Case in point is a client who quit smoking about a year and a half ago. He applied for life insurance and even though his labs showed negative for nicotine use, his records indicated that he was attempting to quit and having a very challenging time of it. This entry was 9 months after he had quit. The same entry under his social history was there from the year before. They never bothered to update the social history and he didn’t think, since they didn’t ask, to bring it to their attention. The life insurance underwriter deferred to the records and offered my client a smoking rate.

Once we found this error, a very common error of dragging information forward from one visit to the next without updating, he came across more errors. According to the family history both of his parents were deceased. This was news to him since he had just spent a weekend with them. The errors have now been corrected and we were able to get the smoking rate changed to non smoking and his parents are no longer dead.

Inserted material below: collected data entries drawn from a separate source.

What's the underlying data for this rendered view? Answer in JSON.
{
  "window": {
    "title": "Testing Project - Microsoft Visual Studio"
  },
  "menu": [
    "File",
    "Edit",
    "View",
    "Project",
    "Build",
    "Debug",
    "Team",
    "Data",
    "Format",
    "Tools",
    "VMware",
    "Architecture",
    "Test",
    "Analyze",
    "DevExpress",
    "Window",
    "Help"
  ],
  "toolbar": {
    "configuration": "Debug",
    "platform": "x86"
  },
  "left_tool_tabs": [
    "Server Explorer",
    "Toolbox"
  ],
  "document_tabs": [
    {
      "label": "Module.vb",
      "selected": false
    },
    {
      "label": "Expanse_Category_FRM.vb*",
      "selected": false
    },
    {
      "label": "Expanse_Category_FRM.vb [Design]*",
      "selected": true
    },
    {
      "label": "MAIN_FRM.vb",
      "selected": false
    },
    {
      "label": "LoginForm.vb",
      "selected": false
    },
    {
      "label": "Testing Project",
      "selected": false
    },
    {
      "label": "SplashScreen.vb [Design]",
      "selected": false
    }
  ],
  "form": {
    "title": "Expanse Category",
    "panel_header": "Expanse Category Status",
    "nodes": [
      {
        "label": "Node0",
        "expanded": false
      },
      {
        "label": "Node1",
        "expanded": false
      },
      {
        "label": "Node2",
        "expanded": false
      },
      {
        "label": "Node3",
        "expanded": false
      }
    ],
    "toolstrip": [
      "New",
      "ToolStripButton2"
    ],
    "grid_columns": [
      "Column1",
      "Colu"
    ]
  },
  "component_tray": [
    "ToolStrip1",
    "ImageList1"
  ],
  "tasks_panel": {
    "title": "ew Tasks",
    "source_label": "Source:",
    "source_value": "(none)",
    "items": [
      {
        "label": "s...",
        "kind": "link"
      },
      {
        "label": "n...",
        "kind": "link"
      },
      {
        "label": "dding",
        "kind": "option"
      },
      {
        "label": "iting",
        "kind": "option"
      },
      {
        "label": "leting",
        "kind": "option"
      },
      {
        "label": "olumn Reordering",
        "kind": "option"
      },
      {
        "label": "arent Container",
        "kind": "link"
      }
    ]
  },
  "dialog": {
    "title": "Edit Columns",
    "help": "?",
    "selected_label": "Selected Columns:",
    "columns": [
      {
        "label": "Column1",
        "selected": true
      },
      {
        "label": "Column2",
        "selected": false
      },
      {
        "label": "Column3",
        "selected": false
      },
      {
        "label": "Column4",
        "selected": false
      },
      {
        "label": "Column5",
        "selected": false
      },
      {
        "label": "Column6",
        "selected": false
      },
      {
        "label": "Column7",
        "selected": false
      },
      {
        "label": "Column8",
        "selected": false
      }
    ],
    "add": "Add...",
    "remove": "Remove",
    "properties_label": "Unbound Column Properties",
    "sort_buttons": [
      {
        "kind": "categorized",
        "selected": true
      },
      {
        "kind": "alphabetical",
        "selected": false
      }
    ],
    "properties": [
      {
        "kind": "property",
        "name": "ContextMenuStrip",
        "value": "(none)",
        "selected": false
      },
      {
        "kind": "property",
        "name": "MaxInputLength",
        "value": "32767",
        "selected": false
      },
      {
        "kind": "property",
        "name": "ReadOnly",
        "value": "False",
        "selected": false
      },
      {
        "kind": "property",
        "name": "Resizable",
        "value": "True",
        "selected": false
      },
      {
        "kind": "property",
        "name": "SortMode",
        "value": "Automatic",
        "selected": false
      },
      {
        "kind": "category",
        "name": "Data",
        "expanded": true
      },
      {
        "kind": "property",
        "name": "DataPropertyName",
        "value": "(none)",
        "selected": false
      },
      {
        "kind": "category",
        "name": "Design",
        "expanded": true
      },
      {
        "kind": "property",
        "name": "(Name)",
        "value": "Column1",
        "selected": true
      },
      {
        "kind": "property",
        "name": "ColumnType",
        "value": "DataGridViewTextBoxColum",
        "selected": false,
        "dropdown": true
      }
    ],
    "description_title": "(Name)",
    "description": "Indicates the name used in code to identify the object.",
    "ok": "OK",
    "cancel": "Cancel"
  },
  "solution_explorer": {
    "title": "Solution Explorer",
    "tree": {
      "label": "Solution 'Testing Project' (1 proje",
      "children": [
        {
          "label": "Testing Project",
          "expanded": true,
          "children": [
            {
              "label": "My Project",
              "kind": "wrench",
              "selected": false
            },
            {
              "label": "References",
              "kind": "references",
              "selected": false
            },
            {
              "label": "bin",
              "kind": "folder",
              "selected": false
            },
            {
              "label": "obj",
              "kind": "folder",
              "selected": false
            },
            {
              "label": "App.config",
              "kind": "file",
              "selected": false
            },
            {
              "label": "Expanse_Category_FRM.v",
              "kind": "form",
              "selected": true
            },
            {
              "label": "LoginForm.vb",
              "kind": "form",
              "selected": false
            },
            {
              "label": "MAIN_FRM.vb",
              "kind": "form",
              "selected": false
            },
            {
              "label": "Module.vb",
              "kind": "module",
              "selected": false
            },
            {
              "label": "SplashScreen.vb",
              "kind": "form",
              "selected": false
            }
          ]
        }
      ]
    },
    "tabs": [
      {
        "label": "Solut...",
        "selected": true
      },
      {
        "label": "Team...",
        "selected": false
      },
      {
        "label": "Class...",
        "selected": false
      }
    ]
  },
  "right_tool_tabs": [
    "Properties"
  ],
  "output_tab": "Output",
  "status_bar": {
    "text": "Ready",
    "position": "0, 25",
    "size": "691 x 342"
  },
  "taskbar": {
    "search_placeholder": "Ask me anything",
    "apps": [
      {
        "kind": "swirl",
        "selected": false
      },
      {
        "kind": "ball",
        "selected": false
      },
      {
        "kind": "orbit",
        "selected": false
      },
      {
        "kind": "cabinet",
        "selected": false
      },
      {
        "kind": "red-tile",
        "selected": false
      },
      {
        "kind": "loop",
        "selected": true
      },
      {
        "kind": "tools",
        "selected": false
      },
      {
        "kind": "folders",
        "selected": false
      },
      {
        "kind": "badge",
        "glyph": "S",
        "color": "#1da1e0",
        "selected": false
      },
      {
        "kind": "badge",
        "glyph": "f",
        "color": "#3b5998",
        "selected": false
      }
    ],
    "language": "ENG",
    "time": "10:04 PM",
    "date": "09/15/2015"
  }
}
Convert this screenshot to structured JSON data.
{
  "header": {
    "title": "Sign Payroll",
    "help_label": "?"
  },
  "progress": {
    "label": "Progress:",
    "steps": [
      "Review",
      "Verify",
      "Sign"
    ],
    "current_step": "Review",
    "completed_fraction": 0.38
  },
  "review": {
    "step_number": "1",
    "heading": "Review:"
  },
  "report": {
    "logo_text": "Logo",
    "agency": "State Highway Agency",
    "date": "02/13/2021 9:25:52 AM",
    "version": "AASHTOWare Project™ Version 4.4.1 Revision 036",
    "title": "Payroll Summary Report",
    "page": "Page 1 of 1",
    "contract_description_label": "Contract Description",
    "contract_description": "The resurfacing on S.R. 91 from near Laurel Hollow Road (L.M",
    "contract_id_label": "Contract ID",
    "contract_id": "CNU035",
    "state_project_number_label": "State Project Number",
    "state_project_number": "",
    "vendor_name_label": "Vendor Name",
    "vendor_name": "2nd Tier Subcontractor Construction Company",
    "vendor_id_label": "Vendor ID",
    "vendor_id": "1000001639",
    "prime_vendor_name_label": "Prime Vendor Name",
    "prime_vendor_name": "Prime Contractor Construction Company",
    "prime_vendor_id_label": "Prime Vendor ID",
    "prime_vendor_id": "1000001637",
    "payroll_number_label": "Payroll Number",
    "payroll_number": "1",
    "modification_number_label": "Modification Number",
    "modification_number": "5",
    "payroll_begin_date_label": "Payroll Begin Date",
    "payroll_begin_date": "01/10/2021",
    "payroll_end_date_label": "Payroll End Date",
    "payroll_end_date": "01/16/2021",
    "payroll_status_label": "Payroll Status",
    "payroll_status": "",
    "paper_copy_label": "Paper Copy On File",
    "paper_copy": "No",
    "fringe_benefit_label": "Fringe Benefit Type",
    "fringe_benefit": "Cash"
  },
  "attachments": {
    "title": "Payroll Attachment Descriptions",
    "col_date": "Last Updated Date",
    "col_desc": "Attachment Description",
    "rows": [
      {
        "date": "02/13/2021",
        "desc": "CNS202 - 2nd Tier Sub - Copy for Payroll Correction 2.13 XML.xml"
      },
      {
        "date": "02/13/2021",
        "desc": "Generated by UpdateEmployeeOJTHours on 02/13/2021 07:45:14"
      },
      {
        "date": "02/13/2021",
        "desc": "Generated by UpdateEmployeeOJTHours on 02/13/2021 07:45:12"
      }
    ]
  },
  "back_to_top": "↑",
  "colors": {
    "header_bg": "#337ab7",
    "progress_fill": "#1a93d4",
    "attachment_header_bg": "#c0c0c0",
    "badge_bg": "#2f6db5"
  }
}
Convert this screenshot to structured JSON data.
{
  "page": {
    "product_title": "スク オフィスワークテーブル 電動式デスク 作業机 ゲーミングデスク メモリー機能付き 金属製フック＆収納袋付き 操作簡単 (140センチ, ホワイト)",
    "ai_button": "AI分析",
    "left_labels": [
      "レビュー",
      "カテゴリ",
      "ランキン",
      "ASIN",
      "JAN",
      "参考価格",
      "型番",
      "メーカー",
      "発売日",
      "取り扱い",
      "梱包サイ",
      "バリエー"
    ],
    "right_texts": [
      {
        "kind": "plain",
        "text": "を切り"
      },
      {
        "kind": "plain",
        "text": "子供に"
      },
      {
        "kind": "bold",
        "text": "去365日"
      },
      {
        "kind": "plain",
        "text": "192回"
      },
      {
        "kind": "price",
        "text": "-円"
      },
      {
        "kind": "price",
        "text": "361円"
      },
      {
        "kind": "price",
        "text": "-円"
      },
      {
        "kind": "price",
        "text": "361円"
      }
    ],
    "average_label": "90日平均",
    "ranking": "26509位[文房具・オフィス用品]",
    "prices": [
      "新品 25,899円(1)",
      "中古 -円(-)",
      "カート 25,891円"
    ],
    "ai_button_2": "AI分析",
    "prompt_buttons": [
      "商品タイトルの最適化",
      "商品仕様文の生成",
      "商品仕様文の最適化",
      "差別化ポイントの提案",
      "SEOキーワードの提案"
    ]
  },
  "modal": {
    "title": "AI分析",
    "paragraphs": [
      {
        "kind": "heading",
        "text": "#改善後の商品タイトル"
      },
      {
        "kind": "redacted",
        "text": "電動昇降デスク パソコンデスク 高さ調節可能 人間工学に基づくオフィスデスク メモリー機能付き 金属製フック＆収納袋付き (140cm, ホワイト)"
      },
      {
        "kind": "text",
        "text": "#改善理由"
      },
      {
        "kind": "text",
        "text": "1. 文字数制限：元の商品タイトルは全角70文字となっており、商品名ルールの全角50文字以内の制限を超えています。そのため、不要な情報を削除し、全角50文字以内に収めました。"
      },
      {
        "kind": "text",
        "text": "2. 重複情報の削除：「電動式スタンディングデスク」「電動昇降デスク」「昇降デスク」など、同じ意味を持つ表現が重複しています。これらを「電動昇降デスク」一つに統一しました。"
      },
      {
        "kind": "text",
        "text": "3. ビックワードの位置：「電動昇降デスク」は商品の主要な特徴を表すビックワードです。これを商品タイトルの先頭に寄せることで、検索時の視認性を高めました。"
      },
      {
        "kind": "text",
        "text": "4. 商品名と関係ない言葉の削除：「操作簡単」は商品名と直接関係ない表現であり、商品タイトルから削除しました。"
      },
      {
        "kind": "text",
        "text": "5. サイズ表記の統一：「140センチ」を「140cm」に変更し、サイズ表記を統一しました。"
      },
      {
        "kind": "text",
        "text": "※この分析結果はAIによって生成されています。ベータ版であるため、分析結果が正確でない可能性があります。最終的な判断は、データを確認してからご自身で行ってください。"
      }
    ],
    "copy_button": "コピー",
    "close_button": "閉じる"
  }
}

Just like your credit record, your medical records need to be reviewed occasionally. It may not be the most exciting weekend activity you’ve ever come up with, but the longer errors are left alone, the less likely you will find them and the less likely that you can get them corrected. Doctors aren’t real big on correcting old errors when it is a you said/he said a long time ago situation. The best practice is to ask your doctor or nurse to scan or fax you a copy of the completed notes after any office visit. A fresh error is easily corrected.

Bottom line. Getting an error corrected mid underwriting is tough. Doctors don’t jump on these tasks as top priority. They also don’t like changing records because that is admitting that they did something wrong and they see malpractice written all over that admission. And underwriters, rightly so, are often a little skeptical about changes in records that occur during underwriting. They, depending on the error, might see it as a manipulation of the system to improve your perceived mortality risk.